A professora da Universidade Federal do Ceará e ativista feminista, Lola Aronovich, é uma das vítimas de ameaças e difamação desses grupos e estuda profundamente o assunto há mais de 12 anos. Ela detalhou como funciona a cooptação desses jovens para os atos mais violentos em grupos das redes sociais.

Um relatório com diagnóstico desse tipo de violência nas escolas e possíveis soluções foi elaborado na transição do governo Lula em dezembro de 2022, intitulado “O extremismo de direita entre adolescentes e jovens no Brasil: ataques às escolas e alternativas para a ação governamental.”

De acordo com o documento, no Brasil – desde a primeira década dos anos 2000 – houve 16 ataques em escolas, dos quais quatro aconteceram no segundo semestre do ano passado, com 35 vítimas fatais e 72 feridos.
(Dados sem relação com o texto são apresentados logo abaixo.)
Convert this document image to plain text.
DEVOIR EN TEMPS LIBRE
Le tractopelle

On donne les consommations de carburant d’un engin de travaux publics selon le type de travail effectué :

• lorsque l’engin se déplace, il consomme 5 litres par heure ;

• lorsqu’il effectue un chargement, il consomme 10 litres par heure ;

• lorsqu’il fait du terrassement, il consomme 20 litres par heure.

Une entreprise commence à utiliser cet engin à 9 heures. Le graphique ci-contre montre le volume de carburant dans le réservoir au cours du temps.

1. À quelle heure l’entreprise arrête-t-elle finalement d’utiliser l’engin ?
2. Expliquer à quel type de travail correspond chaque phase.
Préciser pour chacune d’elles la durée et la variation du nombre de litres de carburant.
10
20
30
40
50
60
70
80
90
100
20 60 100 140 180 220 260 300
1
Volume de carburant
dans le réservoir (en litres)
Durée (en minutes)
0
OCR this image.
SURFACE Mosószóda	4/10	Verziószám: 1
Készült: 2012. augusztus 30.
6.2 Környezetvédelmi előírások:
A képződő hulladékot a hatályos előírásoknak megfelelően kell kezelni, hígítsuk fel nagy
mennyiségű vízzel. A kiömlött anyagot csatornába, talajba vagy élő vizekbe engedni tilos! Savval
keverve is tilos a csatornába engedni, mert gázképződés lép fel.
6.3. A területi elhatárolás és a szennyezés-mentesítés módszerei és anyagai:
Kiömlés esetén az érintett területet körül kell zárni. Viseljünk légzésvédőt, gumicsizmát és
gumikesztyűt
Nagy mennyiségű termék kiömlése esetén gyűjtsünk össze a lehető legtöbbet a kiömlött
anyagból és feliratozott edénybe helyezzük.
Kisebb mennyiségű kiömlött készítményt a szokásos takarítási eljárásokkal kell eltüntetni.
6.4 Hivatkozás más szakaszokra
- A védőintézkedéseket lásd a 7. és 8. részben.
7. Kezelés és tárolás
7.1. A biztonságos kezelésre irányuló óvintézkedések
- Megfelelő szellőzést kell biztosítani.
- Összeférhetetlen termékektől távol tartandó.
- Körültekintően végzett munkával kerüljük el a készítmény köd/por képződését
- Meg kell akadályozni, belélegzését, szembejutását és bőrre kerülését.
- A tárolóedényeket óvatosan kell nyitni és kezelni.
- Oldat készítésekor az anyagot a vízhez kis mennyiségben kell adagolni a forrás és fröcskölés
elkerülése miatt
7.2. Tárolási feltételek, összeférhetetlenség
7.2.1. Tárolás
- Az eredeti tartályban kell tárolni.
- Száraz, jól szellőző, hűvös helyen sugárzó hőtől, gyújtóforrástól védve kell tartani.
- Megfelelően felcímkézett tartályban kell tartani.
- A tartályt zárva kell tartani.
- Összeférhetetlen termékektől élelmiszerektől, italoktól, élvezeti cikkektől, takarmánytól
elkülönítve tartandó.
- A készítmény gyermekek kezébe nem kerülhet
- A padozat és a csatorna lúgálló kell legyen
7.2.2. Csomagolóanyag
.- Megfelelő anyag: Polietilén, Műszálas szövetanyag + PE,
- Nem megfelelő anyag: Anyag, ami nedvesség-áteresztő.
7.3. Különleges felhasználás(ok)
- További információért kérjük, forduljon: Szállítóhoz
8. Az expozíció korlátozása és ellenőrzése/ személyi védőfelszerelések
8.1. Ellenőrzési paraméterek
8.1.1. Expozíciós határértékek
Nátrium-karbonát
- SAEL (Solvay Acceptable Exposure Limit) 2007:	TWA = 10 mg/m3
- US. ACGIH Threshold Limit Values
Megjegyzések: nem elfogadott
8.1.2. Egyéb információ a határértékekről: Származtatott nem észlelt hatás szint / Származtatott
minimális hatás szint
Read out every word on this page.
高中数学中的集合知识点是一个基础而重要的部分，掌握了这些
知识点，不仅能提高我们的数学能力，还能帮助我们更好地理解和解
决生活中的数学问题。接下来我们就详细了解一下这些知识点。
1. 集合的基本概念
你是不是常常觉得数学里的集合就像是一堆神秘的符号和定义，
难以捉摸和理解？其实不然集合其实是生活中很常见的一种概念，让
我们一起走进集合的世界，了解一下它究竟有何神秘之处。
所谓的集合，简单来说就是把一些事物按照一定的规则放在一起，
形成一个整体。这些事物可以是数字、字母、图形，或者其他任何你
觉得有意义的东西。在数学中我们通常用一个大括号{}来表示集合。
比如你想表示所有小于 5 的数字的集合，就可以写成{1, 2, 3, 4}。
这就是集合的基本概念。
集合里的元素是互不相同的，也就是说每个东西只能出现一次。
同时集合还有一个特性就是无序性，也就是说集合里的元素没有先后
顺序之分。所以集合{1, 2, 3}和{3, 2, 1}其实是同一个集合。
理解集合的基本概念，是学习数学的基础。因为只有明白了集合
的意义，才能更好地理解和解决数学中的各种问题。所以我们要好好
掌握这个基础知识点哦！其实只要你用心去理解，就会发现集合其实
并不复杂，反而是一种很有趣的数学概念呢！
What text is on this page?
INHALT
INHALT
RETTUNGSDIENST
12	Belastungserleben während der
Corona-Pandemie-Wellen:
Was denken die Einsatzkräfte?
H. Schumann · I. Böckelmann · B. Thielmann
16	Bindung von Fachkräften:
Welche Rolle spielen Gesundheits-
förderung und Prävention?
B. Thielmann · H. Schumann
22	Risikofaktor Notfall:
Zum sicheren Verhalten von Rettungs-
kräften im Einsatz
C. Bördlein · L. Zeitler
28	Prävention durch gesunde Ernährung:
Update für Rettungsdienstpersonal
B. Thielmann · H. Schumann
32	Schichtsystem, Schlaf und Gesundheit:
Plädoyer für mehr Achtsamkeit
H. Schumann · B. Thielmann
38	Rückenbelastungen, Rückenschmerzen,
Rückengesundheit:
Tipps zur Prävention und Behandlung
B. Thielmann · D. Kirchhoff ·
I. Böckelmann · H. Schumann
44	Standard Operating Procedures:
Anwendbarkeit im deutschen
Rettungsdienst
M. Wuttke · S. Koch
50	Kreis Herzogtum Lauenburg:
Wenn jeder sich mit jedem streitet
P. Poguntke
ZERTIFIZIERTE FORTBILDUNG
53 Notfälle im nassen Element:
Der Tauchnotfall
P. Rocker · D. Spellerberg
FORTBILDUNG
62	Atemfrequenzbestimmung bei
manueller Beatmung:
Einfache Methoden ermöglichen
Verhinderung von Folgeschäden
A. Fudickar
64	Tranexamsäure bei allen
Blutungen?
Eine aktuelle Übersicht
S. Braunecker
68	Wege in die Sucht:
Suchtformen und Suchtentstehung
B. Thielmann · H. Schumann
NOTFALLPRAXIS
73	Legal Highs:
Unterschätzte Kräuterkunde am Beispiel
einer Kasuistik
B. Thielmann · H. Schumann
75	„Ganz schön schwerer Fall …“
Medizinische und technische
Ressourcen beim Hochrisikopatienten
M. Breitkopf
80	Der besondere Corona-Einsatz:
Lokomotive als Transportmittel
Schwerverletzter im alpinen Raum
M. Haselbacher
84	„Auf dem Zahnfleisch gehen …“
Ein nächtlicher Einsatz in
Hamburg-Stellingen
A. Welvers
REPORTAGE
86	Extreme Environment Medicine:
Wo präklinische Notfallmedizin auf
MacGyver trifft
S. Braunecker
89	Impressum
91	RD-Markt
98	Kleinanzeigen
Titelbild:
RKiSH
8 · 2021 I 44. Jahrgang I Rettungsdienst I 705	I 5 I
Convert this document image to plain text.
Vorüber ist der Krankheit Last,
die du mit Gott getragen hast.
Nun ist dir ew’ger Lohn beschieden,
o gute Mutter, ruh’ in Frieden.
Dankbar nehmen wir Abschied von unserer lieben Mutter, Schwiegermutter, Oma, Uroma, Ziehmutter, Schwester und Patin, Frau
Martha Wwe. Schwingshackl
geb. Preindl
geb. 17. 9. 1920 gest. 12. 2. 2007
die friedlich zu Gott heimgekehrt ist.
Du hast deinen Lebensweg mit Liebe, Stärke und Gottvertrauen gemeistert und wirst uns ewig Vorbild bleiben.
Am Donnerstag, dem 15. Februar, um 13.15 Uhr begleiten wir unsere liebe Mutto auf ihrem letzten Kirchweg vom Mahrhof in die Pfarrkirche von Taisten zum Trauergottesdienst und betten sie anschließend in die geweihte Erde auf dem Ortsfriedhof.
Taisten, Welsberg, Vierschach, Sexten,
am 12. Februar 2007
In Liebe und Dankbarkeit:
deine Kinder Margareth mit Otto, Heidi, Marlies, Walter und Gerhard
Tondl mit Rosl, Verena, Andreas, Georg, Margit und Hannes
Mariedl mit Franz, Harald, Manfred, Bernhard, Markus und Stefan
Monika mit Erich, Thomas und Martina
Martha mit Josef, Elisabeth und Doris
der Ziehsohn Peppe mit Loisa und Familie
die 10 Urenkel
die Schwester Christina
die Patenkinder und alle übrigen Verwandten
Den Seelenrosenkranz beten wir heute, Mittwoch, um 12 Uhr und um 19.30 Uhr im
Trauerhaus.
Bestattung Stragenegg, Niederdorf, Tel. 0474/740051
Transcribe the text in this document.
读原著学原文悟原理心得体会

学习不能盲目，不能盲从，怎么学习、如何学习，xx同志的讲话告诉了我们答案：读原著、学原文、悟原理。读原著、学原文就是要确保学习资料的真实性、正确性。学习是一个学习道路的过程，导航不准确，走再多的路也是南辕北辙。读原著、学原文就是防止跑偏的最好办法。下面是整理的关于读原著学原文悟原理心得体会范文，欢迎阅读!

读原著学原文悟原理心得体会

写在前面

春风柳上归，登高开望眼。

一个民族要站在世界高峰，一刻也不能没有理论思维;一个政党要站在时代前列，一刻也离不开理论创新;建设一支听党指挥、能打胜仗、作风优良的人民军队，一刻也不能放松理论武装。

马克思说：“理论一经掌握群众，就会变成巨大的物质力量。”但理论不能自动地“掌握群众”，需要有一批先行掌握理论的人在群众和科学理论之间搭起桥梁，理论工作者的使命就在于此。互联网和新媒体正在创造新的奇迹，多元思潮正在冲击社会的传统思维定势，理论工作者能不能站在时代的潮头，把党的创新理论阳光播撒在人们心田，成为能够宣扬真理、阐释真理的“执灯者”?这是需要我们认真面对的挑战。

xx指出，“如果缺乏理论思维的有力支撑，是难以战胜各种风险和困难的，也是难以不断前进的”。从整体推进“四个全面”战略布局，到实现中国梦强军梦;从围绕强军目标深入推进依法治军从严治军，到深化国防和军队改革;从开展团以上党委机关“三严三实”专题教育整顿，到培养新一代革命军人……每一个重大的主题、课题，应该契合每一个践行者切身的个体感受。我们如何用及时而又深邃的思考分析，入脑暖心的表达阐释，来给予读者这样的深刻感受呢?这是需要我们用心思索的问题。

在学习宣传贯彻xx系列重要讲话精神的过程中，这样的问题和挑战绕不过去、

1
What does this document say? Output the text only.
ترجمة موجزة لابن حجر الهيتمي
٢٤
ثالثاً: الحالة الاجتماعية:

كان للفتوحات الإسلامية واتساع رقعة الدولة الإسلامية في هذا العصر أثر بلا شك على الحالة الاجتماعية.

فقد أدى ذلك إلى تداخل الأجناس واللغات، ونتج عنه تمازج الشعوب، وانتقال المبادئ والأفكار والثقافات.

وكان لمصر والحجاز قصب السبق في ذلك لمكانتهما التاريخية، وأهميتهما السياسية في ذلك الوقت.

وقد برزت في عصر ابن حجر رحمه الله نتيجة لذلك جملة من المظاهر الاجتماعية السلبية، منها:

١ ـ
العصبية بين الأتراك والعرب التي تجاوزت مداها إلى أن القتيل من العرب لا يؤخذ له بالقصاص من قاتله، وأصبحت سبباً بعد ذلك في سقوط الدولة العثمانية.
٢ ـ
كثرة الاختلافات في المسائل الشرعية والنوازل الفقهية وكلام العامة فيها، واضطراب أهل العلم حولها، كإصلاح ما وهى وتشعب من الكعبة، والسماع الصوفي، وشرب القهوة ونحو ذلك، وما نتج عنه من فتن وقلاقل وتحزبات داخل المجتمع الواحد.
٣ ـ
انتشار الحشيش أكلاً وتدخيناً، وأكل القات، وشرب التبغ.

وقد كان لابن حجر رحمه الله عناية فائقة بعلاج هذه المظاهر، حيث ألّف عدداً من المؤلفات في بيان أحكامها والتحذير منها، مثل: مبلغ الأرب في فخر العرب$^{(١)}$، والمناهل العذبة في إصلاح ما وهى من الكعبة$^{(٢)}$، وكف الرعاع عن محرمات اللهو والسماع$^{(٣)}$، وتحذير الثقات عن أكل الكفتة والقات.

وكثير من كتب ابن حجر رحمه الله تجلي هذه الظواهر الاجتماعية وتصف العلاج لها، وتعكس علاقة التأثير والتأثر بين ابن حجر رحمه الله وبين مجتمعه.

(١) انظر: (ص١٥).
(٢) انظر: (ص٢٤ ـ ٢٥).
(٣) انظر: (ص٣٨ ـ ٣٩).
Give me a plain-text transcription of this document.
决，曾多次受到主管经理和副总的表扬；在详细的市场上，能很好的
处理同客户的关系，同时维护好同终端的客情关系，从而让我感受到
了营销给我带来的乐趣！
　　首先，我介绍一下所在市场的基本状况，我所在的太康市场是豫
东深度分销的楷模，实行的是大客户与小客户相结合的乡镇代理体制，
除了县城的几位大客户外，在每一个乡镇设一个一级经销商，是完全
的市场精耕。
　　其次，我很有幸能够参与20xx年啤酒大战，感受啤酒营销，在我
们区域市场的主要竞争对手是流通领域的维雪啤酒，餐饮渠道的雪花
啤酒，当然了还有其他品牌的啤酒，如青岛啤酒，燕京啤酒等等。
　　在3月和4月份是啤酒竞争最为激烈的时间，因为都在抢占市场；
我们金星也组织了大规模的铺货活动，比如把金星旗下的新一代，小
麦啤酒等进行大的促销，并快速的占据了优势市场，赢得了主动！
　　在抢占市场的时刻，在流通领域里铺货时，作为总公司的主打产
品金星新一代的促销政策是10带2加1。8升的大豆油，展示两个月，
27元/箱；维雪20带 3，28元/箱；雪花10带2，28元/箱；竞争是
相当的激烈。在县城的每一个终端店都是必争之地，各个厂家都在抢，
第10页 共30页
Esses números demonstram que é um problema que deve ser reconhecido pelo poder público, como destacou um dos coordenadores do relatório, o professor da Faculdade de Educação da USP, Daniel Cara.

Ele acentuou que “o Brasil não assume que está sob estratégia organizada de grupos fascistas e neonazistas internacionais. O Brasil é alvo dessas organizações desde o início dos anos 2.000. O primeiro passo é reconhecer o problema”.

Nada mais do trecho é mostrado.